This is probably a very open-ended question, but I feel this is particularly relevant for studies using ABCD data, since we will inevitably revisit the same data again and again.
Ideally, preregistration should be done before any analysis has been conducted on the data. To quote the OSF template, registration following analysis of the data…
includes preliminary analysis of variables, calculation of descriptive statistics, and observation of data distributions. This may affect the interpretability of your results and likely prevent you from describing this as a preregistration.
However, when studying large, ongoing datasets like ABCD, avoiding this is impractical. We most certainly will use the data we have seen and analyzed before to ask many different questions. In this situation, what should we be doing? How can we prevent our latent preliminary knowledge from biasing preregistrations? How ‘different’ should new preregistrations be from our previous studies?
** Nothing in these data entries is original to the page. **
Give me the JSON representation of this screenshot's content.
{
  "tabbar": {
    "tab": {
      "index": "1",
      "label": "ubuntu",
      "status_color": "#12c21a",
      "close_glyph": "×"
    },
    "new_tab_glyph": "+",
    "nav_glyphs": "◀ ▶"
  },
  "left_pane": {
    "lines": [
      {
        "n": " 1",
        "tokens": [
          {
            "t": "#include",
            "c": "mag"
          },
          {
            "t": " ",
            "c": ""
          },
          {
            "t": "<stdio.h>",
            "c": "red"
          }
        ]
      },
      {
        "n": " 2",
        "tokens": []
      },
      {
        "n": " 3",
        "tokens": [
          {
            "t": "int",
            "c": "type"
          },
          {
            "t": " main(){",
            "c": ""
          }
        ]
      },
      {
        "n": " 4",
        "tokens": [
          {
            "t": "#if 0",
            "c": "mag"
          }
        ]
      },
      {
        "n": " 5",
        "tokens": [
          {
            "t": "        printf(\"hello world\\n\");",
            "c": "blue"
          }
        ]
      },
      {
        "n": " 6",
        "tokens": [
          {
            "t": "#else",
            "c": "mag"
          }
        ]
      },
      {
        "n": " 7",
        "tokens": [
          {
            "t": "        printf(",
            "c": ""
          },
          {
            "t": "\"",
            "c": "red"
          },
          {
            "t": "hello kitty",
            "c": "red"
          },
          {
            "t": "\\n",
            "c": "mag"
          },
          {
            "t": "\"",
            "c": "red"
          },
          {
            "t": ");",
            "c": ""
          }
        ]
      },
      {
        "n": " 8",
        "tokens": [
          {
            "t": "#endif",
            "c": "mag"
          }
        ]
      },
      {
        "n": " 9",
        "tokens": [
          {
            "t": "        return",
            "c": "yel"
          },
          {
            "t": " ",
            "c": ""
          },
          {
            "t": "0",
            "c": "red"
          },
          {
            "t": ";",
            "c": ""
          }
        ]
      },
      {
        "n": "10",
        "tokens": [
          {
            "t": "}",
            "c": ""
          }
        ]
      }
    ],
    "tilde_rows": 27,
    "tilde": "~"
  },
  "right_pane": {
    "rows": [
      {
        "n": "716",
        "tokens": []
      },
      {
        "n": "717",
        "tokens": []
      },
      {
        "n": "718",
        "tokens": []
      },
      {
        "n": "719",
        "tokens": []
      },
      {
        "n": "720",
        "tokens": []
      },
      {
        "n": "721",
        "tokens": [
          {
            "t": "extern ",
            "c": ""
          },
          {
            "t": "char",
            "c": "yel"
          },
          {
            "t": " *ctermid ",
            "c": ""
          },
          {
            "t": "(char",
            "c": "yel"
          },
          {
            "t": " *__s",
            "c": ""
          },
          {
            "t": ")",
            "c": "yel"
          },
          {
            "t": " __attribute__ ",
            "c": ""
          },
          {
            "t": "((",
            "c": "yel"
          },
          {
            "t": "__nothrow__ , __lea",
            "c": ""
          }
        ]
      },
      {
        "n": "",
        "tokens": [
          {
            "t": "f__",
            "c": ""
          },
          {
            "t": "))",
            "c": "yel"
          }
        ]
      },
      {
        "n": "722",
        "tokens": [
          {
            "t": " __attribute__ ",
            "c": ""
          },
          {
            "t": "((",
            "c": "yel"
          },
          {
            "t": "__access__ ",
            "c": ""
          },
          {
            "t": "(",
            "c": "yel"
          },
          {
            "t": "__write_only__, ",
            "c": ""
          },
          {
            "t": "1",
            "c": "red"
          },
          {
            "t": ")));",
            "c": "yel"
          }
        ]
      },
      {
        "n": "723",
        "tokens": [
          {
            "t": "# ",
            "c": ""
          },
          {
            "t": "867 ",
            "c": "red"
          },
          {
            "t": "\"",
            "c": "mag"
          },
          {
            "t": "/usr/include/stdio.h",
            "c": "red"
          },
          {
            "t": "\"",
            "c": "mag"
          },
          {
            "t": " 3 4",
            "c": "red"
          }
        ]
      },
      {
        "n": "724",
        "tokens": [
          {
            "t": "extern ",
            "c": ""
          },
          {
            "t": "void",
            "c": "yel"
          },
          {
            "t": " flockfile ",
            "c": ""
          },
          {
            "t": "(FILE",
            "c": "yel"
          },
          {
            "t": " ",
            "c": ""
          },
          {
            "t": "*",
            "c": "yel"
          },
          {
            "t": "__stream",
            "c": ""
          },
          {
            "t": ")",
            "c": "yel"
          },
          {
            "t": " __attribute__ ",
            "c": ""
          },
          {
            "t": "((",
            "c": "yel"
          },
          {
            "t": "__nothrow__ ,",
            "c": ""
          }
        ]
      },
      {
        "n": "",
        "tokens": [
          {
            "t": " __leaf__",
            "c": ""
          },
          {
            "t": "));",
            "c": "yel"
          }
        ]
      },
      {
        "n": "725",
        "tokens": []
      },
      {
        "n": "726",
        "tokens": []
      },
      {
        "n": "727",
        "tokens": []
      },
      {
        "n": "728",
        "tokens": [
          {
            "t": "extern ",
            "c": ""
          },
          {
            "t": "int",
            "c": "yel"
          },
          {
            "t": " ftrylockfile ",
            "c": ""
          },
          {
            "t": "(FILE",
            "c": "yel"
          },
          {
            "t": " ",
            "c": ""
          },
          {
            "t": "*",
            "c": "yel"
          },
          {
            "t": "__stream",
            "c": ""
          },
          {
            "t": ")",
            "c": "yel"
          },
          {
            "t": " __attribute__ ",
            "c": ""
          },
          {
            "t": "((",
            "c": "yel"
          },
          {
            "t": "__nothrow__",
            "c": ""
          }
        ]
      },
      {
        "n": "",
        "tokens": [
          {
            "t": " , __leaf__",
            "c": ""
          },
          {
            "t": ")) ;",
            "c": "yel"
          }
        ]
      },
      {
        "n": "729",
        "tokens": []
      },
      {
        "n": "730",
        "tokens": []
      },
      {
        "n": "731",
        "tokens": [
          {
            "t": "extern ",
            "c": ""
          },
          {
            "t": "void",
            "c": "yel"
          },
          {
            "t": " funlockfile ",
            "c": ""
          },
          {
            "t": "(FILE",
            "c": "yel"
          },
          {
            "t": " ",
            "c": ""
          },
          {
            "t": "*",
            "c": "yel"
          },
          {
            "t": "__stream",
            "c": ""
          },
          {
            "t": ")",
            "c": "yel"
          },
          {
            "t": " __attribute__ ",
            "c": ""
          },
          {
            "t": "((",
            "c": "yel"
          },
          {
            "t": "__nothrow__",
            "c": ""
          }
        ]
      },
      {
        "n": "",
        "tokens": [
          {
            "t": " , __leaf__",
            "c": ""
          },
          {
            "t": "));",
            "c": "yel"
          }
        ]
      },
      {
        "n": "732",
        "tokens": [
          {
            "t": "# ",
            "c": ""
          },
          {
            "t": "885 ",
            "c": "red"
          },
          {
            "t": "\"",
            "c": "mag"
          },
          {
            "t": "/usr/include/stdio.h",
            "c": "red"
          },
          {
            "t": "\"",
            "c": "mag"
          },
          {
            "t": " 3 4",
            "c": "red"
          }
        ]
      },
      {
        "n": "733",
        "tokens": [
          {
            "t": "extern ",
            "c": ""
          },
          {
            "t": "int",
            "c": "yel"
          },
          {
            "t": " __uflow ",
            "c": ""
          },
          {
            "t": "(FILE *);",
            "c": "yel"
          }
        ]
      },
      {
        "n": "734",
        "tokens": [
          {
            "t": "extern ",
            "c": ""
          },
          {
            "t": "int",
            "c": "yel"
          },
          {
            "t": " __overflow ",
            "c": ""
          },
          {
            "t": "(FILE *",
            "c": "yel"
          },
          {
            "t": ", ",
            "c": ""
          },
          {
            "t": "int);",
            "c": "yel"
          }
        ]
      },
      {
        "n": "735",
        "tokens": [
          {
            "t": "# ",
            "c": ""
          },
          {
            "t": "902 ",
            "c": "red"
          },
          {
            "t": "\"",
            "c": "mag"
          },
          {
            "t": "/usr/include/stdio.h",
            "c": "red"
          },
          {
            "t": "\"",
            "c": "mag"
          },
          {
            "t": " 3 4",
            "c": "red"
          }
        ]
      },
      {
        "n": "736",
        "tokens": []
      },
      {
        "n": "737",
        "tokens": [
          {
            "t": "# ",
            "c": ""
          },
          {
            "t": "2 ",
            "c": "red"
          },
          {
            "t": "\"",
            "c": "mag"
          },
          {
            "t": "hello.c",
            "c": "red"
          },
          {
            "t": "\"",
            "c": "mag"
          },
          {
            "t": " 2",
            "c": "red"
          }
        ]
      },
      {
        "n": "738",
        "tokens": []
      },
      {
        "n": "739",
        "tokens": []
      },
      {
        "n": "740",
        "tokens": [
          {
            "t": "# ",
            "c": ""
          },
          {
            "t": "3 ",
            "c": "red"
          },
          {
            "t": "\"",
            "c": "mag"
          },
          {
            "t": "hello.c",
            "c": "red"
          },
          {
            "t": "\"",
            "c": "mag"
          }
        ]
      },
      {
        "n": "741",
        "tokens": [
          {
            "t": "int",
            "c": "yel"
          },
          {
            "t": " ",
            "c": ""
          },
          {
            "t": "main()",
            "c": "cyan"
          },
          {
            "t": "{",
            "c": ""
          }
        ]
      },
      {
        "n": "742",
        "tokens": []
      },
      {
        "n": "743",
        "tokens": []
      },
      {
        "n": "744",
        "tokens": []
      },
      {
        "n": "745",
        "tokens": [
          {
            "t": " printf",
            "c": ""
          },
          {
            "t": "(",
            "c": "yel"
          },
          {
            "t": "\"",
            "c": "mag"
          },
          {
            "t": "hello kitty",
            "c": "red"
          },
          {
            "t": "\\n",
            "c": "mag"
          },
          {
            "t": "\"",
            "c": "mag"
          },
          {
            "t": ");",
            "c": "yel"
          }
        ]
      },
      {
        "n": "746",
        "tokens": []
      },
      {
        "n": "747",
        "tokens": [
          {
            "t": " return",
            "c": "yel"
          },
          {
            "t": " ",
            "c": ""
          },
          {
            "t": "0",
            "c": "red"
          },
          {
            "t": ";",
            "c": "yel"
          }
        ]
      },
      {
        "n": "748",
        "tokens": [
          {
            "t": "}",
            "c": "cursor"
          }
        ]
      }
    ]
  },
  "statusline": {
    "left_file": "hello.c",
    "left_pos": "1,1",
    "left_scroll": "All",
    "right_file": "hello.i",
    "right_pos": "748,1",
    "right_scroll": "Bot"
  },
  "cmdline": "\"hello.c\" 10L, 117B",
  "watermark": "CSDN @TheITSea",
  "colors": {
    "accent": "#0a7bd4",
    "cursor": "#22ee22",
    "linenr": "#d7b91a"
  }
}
As a somewhat related personal example, I recently did an unregistered exploratory analysis on genetic risks for various psychiatric disorders and dMRI metrics. This was supposed to be a side project for learning to process ABCD genomic data, but I ended up finding some fairly intriguing correlations. Unfortunately, after reviewing my methods, I discovered some errors such as not including ancestry principal components as covariates.
For my next analysis, I would like to fix those problems and expand the scope. I am also excited about preregistrations after week 4 lectures, but I am not sure whether I should preregister. On one hand, there are a lot of benefits to preregistering, but on the other, I feel like this is a post-hoc registration. Is this ‘too late’ to preregister?